O valor de alguns aspectos da identidade gay histórica — ainda que sejam profundamente ideológicos — foi diminuído ou destituído com sucessivas ondas de libertação. É importante nisso a associação entre amor homossexual e perda — uma conexão que, historicamente, deu a pessoas queer insights sobre os fracassos e as impossibilidades do amor (assim como, obviamente, esperanças selvagens sobre seu futuro). Ao reivindicar tal associação em vez de negá-la, enxergo a arte de perder como uma arte especialmente queer.
— Heather Love, Feeling Backwards: Loss and the Politics of Queer History

Fracasso queer… Tem muito mais a ver com fuga e certa virtuosidade.
— José E. Muñoz, Cruising Utopia: the There and Then of Queer Utopia

 

Quando a primeira década do século XXI chegava ao fim, enquanto os Estados Unidos mergulhavam em uma das piores crises financeiras desde a Grande Depressão, e os economistas em todos os lugares se diziam desesperados por não terem visto o colapso financeiro se aproximar, enquanto trabalhadores perdiam a casa devido a garantias hipotecárias desvantajosas, e a classe média assistia às reservas para aposentadoria secarem devido a maus investimentos, enquanto pessoas ricas embolsavam ainda mais dinheiro e procuravam abrigo para a riqueza, enquanto o capitalismo financeiro da especulação mostrava sua verdadeira face — um jogo entre bancos com o dinheiro de outras pessoas —, era, sem dúvida, hora de falar sobre fracasso.

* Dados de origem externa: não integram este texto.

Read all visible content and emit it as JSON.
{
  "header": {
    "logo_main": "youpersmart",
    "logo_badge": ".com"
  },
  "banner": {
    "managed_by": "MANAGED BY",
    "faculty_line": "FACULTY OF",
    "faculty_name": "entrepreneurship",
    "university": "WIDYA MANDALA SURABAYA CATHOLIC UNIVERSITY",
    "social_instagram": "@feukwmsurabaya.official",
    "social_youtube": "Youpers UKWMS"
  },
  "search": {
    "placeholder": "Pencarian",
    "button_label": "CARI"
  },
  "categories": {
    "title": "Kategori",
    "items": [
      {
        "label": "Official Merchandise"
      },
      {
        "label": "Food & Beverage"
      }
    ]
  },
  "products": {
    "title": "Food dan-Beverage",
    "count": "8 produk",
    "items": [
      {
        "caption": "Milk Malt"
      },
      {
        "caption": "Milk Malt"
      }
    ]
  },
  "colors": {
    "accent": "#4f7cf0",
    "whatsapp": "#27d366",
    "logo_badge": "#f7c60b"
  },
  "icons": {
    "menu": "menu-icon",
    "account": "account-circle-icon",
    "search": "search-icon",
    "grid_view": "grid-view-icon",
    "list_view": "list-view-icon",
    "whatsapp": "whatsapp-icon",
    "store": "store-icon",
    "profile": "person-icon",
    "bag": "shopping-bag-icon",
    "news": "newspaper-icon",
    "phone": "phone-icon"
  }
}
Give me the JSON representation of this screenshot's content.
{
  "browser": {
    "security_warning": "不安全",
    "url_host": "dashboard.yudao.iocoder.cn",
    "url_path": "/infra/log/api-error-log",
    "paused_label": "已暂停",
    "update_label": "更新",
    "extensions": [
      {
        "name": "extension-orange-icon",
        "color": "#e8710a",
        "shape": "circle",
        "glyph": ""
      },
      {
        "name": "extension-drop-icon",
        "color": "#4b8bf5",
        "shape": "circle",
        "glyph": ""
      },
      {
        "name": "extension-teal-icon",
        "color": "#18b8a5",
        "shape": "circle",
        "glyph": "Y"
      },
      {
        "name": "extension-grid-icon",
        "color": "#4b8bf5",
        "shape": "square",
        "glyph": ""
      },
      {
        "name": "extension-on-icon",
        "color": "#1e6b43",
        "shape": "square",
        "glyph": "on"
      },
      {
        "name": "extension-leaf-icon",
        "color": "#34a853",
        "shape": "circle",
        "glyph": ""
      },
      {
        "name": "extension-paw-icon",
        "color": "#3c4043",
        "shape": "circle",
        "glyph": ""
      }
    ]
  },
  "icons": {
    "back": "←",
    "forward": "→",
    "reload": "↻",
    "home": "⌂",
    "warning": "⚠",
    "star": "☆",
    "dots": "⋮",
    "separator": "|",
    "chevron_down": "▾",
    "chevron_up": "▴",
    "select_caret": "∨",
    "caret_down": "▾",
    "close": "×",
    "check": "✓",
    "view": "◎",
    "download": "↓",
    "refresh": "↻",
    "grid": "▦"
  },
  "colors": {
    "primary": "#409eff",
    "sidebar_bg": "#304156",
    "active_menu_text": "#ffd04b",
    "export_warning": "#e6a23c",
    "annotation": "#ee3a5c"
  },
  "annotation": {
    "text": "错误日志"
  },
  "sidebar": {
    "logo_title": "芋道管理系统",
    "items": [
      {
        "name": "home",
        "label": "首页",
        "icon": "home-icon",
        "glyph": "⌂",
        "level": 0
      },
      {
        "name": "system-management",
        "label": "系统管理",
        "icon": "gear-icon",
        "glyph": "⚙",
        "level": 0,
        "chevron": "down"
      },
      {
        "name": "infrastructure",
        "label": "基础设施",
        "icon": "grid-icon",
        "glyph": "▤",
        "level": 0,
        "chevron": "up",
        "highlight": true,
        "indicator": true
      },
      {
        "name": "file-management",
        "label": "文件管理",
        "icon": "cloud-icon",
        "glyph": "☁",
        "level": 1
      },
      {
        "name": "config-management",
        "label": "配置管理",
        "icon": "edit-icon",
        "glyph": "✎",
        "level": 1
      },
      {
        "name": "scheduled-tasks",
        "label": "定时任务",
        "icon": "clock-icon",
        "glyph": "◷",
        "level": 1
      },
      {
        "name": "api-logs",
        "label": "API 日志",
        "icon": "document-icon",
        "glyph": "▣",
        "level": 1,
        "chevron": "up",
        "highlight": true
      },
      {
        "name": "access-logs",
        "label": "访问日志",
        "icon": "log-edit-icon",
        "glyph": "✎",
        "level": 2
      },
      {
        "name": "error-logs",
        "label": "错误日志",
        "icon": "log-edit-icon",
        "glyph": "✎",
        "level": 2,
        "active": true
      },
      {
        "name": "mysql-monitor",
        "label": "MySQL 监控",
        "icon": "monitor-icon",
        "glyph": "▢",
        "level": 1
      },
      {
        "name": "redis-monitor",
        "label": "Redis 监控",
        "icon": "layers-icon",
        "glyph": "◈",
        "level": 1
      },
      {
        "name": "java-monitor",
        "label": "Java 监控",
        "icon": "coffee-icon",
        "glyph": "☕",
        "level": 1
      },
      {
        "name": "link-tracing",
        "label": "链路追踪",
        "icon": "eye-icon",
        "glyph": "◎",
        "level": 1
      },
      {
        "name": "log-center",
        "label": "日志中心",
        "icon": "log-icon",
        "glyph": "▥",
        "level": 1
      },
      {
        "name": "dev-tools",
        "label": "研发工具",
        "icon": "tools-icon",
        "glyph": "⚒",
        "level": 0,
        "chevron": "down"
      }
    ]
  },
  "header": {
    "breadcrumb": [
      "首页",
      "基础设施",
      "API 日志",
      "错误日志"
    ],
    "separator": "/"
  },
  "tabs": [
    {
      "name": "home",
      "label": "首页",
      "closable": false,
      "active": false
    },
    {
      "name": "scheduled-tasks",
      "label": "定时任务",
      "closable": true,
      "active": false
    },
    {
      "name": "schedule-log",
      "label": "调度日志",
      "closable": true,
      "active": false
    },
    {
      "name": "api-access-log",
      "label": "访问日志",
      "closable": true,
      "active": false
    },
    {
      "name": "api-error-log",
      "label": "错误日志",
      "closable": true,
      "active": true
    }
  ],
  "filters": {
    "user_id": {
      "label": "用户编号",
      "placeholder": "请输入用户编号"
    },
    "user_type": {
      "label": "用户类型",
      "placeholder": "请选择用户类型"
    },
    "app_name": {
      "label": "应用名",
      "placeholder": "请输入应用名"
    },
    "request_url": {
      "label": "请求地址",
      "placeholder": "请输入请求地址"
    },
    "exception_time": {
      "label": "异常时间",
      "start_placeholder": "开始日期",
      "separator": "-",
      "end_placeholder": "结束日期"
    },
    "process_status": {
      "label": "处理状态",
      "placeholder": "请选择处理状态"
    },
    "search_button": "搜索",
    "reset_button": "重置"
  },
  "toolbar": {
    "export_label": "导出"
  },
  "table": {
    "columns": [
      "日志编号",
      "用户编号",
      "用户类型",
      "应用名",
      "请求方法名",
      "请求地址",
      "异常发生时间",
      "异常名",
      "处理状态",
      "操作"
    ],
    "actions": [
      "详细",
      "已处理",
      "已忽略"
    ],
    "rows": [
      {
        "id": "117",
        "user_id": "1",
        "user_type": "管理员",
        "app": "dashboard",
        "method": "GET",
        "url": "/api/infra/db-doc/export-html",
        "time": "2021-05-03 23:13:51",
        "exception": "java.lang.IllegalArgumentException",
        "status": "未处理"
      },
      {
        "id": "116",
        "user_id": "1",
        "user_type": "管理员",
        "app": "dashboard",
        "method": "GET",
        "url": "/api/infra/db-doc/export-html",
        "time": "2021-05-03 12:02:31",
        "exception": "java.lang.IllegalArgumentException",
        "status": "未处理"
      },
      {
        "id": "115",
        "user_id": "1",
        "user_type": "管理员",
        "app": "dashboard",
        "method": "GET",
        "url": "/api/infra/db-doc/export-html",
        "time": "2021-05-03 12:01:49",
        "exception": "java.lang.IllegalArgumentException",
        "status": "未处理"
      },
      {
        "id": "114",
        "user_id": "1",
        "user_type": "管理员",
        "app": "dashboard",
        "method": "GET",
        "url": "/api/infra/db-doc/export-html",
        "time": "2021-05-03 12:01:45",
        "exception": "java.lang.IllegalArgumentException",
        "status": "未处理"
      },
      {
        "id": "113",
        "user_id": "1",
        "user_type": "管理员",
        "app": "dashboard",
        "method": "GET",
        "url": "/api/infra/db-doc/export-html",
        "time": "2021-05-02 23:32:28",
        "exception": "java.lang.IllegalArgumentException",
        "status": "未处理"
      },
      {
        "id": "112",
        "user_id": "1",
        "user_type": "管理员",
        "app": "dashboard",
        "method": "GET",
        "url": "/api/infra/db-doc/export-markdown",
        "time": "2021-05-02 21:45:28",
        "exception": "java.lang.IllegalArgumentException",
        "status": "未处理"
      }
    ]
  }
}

O fracasso, obviamente, está associado ao capitalismo. Uma economia de mercado precisa ter ganhadores e perdedores, jogadores e pessoas que assumem riscos, vigaristas e vítimas; capitalismo, conforme Scott Sandage argumenta em seu livro Born Losers: A History of Failure in America (Perdedores natos: A história do fracasso nos Estados Unidos, 2005), exige que todo mundo viva em um sistema que iguala sucesso com lucro e conecta fracasso com a inabilidade de acumular riqueza, mesmo que lucro para alguns signifique certas perdas para outros. Como Sandage narra em seu incrível estudo, perdedores não deixam registros, enquanto ganhadores não conseguem parar de falar sobre isso, portanto, o registro de fracasso é “uma história oculta de pessimismo em uma cultura de otimismo” (2005). Essa história oculta de pessimismo, uma história que, além do mais, está quieta por trás de toda história de sucesso, pode ser contada de várias formas diferentes; enquanto Sandage a conta como uma versão marginal da história do capitalismo estadunidense, eu faço aqui uma leitura dela como o conto de uma luta queer anticapitalista, além de uma narrativa sobre luta anticolonial, a recusa da legibilidade e a arte de inadequar-se. Essa é a história de arte sem mercados, drama sem um roteiro, narrativa sem progresso. A arte queer do fracasso aciona o impossível, o inverossímil, o improvável e o comum. Ela silenciosamente perde, e ao perder imagina outros objetivos para a vida, para o amor, para a arte e para o ser.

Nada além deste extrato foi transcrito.